# Argand plane and polar representation of complex numbers

## Argand Plane

As we know that (x,y) are a pair of numbers which can be depicted on the XY plane, where x is known as the abscissa, whereas, y is known as the ordinate. Likewise, also the representation of the complex numbers can be done on the plane, known as the Complex Plane or the Argand Plane.

Identical to or related to X and Y-axis in 2-D geometry, there exist 2 axes in the Argand Plane, which are:

• The horizontal axis is referred to as the Real axis
• The vertical axis is referred to as the Imaginary axis

“X+iy”, the complex number corresponds or correlates with the ordered pair i.e. (x,y) which is geometrically represented as a unique point (x,y), lying in an XY-plane. For example,

2+3i, the complex number corresponds to (2,3) which is a geometrically ordered pair.

In a similar way, -3+2i corresponds or correlates with ordered pair —> (-3,2)

• Complex numbers, represented in 0+ai form, where “a” is a real number which lies on the imaginary axis
• Complex numbers, represented in a+0i form, where “a” value is real which lies on the real axis.

It’s pretty obvious that modulus of x+iy complex number |x+iy|, √x²+y² is known as the distance between the point (x,y) and the origin (0,0).

• z = x+iy’s conjugate will be z = x-iy that is expressed as (x,-y) in Argand plane. The point (x,-y) reflects a mirror image of the point (x,y) over the real axis, lying in the Argand plane. ## Polar representation of complex numbers: ## The Polar Representation

We are having various Coordinate system types and one of them is called the – Polar Coordinate system. This Coordinate system is referred to as the “mutually perpendicular lines”. The origin present is known as the “Pole”. And the x-axis is called “Initial Line”.

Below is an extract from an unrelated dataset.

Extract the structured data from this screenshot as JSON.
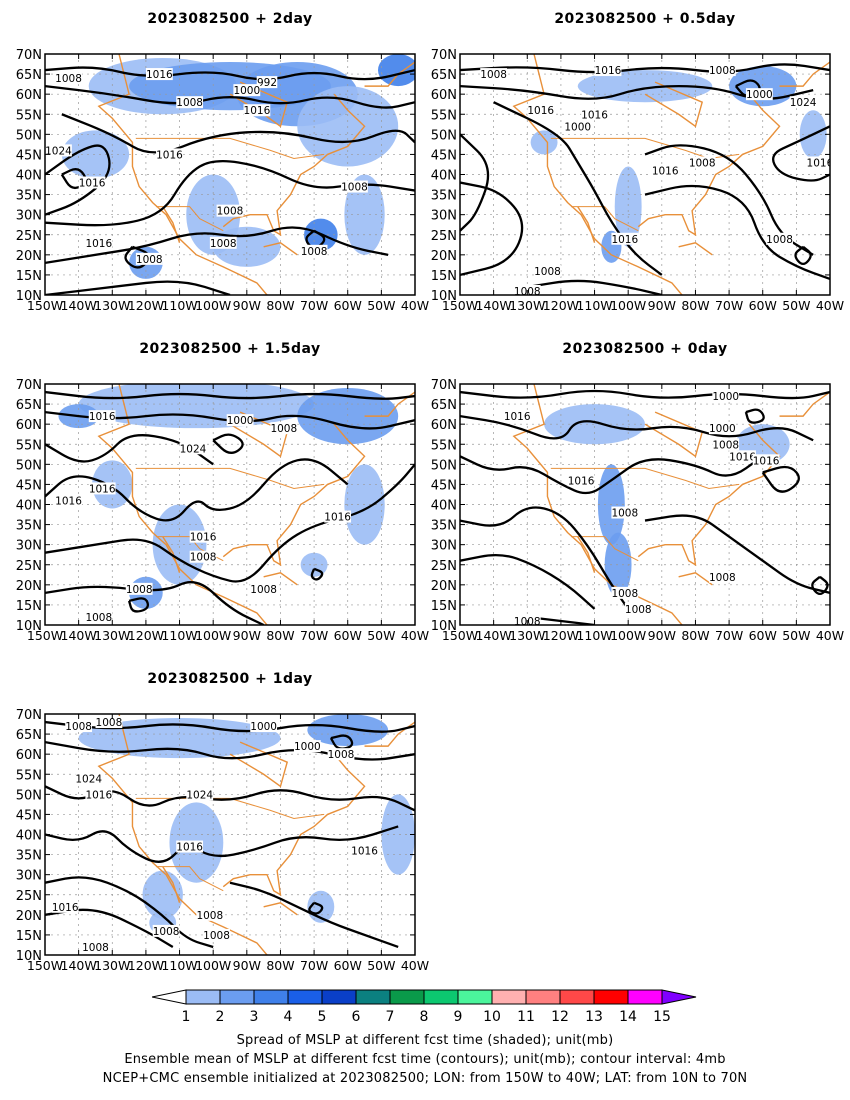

From any point, measuring the position of that particular point by measuring the line’s length which links it to the origin point plus the angle created by the line with a particular axis.

Let’s say, if φ & r value is known, then, you can locate the position of point P. These are referred to as the polar coordinates, r & φ. Likewise, if you know a complex number’s Argument lying in Argand Plane & OP length, then, we can find the assumed or the said number.

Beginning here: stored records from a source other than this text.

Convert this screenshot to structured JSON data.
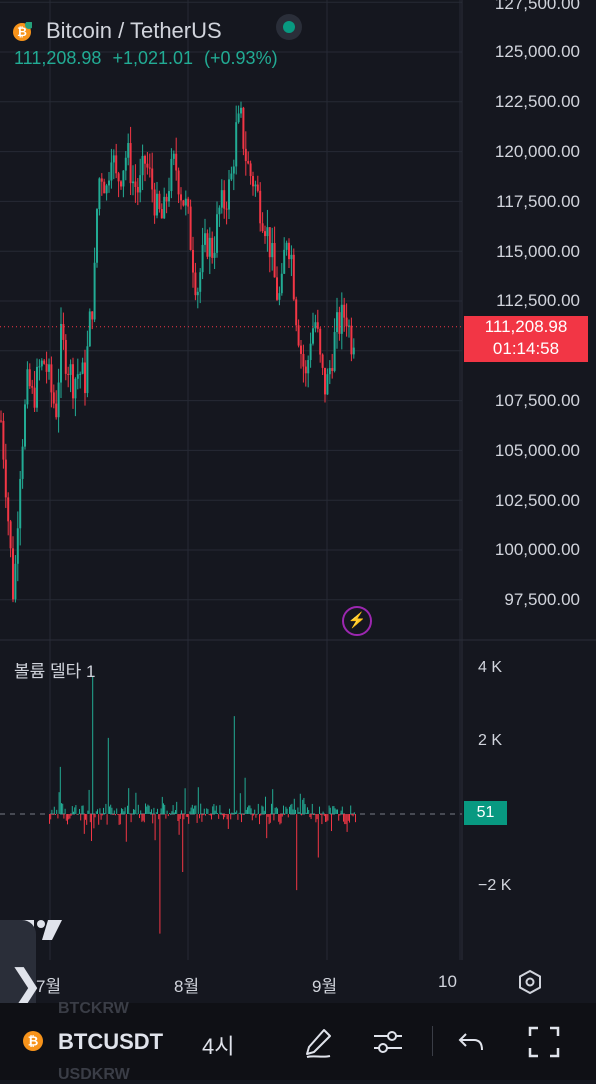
{
  "header": {
    "symbol_title": "Bitcoin / TetherUS",
    "last_price": "111,208.98",
    "change": "+1,021.01",
    "change_pct": "(+0.93%)"
  },
  "price_axis": {
    "labels": [
      "127,500.00",
      "125,000.00",
      "122,500.00",
      "120,000.00",
      "117,500.00",
      "115,000.00",
      "112,500.00",
      "107,500.00",
      "105,000.00",
      "102,500.00",
      "100,000.00",
      "97,500.00"
    ]
  },
  "price_badge": {
    "price": "111,208.98",
    "countdown": "01:14:58"
  },
  "indicator": {
    "title": "볼륨 델타 1",
    "value": "51",
    "axis_labels": [
      "4 K",
      "2 K",
      "−2 K"
    ]
  },
  "time_axis": {
    "labels": [
      "7월",
      "8월",
      "9월",
      "10"
    ]
  },
  "bottom_toolbar": {
    "symbol": "BTCUSDT",
    "interval": "4시",
    "ghost_above": "BTCKRW",
    "ghost_below": "USDKRW"
  },
  "icons": {
    "coin": "bitcoin-icon",
    "live": "live-status-dot",
    "bolt": "lightning-icon",
    "settings": "settings-hexagon-icon",
    "draw": "pen-icon",
    "indicators": "sliders-icon",
    "undo": "undo-icon",
    "fullscreen": "fullscreen-icon",
    "side": "chevron-right-icon"
  },
  "colors": {
    "background": "#15171f",
    "up": "#22ab94",
    "down": "#f23645",
    "grid": "#262a35"
  },
  "chart_data": {
    "type": "candlestick",
    "interval": "4h",
    "ylim": [
      96500,
      128500
    ],
    "last_price": 111208.98,
    "price_path": [
      [
        0,
        106500
      ],
      [
        4,
        104000
      ],
      [
        8,
        101000
      ],
      [
        12,
        98000
      ],
      [
        15,
        99500
      ],
      [
        18,
        103500
      ],
      [
        22,
        106000
      ],
      [
        27,
        108500
      ],
      [
        32,
        107500
      ],
      [
        38,
        109000
      ],
      [
        44,
        109500
      ],
      [
        50,
        108000
      ],
      [
        55,
        107000
      ],
      [
        60,
        110500
      ],
      [
        66,
        109500
      ],
      [
        72,
        108500
      ],
      [
        78,
        109000
      ],
      [
        84,
        108500
      ],
      [
        89,
        111500
      ],
      [
        93,
        113000
      ],
      [
        97,
        118500
      ],
      [
        101,
        119000
      ],
      [
        106,
        118000
      ],
      [
        110,
        120500
      ],
      [
        115,
        118500
      ],
      [
        120,
        119000
      ],
      [
        126,
        120000
      ],
      [
        132,
        118500
      ],
      [
        138,
        118000
      ],
      [
        144,
        119500
      ],
      [
        150,
        118500
      ],
      [
        156,
        117000
      ],
      [
        162,
        116500
      ],
      [
        168,
        118500
      ],
      [
        174,
        119500
      ],
      [
        180,
        118000
      ],
      [
        186,
        117000
      ],
      [
        191,
        115000
      ],
      [
        196,
        113000
      ],
      [
        201,
        114500
      ],
      [
        206,
        115500
      ],
      [
        212,
        115000
      ],
      [
        218,
        117000
      ],
      [
        224,
        117500
      ],
      [
        230,
        118500
      ],
      [
        235,
        121000
      ],
      [
        240,
        121500
      ],
      [
        244,
        120000
      ],
      [
        248,
        119000
      ],
      [
        253,
        118500
      ],
      [
        258,
        117500
      ],
      [
        264,
        116500
      ],
      [
        270,
        115000
      ],
      [
        275,
        113000
      ],
      [
        280,
        112500
      ],
      [
        285,
        116000
      ],
      [
        290,
        115000
      ],
      [
        295,
        112000
      ],
      [
        300,
        110000
      ],
      [
        305,
        108500
      ],
      [
        310,
        111000
      ],
      [
        315,
        111500
      ],
      [
        320,
        109000
      ],
      [
        325,
        108000
      ],
      [
        330,
        109500
      ],
      [
        335,
        111000
      ],
      [
        340,
        111500
      ],
      [
        345,
        112000
      ],
      [
        350,
        110500
      ],
      [
        355,
        111208.98
      ]
    ],
    "volume_delta": {
      "ylim": [
        -4600,
        4600
      ],
      "ticks": [
        4000,
        2000,
        -2000
      ],
      "last_value": 51
    }
  }
}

Let’s take OP = r and also, knowing that |z| = OP = r; where, z = x + iy P’s coordinates are (x, y). So, in a right-angled triangle, you can observe that x = r cos(θ) & y = r sin(θ).

Therefore, you can write, z = OP. cos(θ) + OP. sin(θ) = r. cos(θ) + r. sin(θ) = r [cos(θ) + sin(θ)]. And thus, this is the “Polar representation of the complex number”, or,

z = x + iy, is represented as – z = r cosθ + ir sinθ = r(cosθ + i sinθ), that is known as the “Polar Form of Complex Numbers.”z = x + iy which is having:

|z| = r & Arg(z) = θ; In this case, |z| = r = x²+y² is known as the modulus of θ & z, which are known as the amplitude or argument of z, represented as Arg z.

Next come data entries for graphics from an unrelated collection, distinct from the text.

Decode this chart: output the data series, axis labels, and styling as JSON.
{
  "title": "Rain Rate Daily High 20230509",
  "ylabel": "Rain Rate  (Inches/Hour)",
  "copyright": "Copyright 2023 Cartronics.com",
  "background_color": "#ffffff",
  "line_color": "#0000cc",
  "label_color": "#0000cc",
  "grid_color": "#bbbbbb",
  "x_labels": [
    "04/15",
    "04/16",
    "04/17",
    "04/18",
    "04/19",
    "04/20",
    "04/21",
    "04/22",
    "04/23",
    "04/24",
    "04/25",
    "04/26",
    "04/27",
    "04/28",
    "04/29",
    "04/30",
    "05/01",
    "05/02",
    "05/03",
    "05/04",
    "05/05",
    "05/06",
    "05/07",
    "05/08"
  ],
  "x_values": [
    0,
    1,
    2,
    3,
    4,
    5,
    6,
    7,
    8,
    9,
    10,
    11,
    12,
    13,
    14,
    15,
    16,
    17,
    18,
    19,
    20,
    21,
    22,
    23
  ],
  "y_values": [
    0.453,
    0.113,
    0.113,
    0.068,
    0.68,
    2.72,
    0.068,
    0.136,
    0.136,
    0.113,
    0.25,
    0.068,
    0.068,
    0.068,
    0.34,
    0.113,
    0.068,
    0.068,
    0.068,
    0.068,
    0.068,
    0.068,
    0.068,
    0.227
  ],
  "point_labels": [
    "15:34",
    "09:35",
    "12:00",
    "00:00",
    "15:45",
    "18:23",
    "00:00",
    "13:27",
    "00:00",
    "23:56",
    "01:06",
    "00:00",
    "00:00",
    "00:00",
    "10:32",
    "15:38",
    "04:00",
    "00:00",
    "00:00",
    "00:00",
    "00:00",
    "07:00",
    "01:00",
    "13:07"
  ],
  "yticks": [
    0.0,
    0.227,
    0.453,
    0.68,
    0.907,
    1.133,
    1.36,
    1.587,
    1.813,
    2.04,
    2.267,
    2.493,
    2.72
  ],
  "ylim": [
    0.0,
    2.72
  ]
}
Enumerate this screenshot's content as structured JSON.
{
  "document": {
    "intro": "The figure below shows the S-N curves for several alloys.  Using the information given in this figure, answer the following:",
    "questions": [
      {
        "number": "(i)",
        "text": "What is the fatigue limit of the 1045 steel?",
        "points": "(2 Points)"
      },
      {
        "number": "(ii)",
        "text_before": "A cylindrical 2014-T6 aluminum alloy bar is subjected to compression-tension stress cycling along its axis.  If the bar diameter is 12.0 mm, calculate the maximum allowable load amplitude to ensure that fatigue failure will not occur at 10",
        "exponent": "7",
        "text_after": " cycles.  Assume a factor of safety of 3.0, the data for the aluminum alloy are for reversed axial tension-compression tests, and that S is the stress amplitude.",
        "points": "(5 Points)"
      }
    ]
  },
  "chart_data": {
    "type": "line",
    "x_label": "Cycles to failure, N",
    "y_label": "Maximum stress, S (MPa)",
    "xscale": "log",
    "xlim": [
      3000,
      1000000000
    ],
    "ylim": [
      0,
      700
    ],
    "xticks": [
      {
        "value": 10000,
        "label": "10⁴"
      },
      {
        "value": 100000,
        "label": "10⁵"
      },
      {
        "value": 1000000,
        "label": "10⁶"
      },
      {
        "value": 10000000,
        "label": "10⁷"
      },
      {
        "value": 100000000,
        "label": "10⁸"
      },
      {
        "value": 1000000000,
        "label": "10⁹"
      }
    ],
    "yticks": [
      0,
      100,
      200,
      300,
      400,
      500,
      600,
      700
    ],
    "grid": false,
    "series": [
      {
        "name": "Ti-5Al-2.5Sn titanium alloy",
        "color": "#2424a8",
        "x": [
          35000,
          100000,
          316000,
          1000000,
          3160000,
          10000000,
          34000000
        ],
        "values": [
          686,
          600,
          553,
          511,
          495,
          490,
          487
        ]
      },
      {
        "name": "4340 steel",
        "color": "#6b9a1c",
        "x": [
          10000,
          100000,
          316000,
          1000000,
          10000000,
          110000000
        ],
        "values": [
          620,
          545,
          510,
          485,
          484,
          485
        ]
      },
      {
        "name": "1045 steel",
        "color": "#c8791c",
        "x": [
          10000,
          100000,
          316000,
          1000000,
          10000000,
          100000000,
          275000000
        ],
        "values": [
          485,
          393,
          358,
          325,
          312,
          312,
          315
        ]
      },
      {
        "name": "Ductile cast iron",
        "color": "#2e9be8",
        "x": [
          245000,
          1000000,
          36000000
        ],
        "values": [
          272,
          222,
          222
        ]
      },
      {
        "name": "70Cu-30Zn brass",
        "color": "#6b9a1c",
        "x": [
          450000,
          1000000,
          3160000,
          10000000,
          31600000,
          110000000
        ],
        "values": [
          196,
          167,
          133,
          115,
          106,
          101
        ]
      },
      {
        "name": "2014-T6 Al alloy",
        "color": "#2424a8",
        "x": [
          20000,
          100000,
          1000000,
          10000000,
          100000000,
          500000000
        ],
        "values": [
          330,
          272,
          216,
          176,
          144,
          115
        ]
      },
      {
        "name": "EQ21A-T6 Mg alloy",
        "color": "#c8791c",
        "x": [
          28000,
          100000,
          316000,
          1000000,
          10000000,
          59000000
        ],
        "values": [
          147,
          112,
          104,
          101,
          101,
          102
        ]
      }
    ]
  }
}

Now, ∵ Tan θ = Sin θ / Cos θ

∴ x = r sin(θ) / r cos(θ) = tan θ

And hence, θ = tan-1(y/x)

So, with the use of this relation, you can find the “Argument of a complex number”.

Also, from the above conclusion, |z| = r & Arg(z) = θ – For any z complex number which is non-zero, there correlates single value of θ, in [0,2π) interval.

Further, in a different interval, having length = 2π; Let’s say, considering -π < θ ≤ π interval then, θ value is known as z’s principal argument.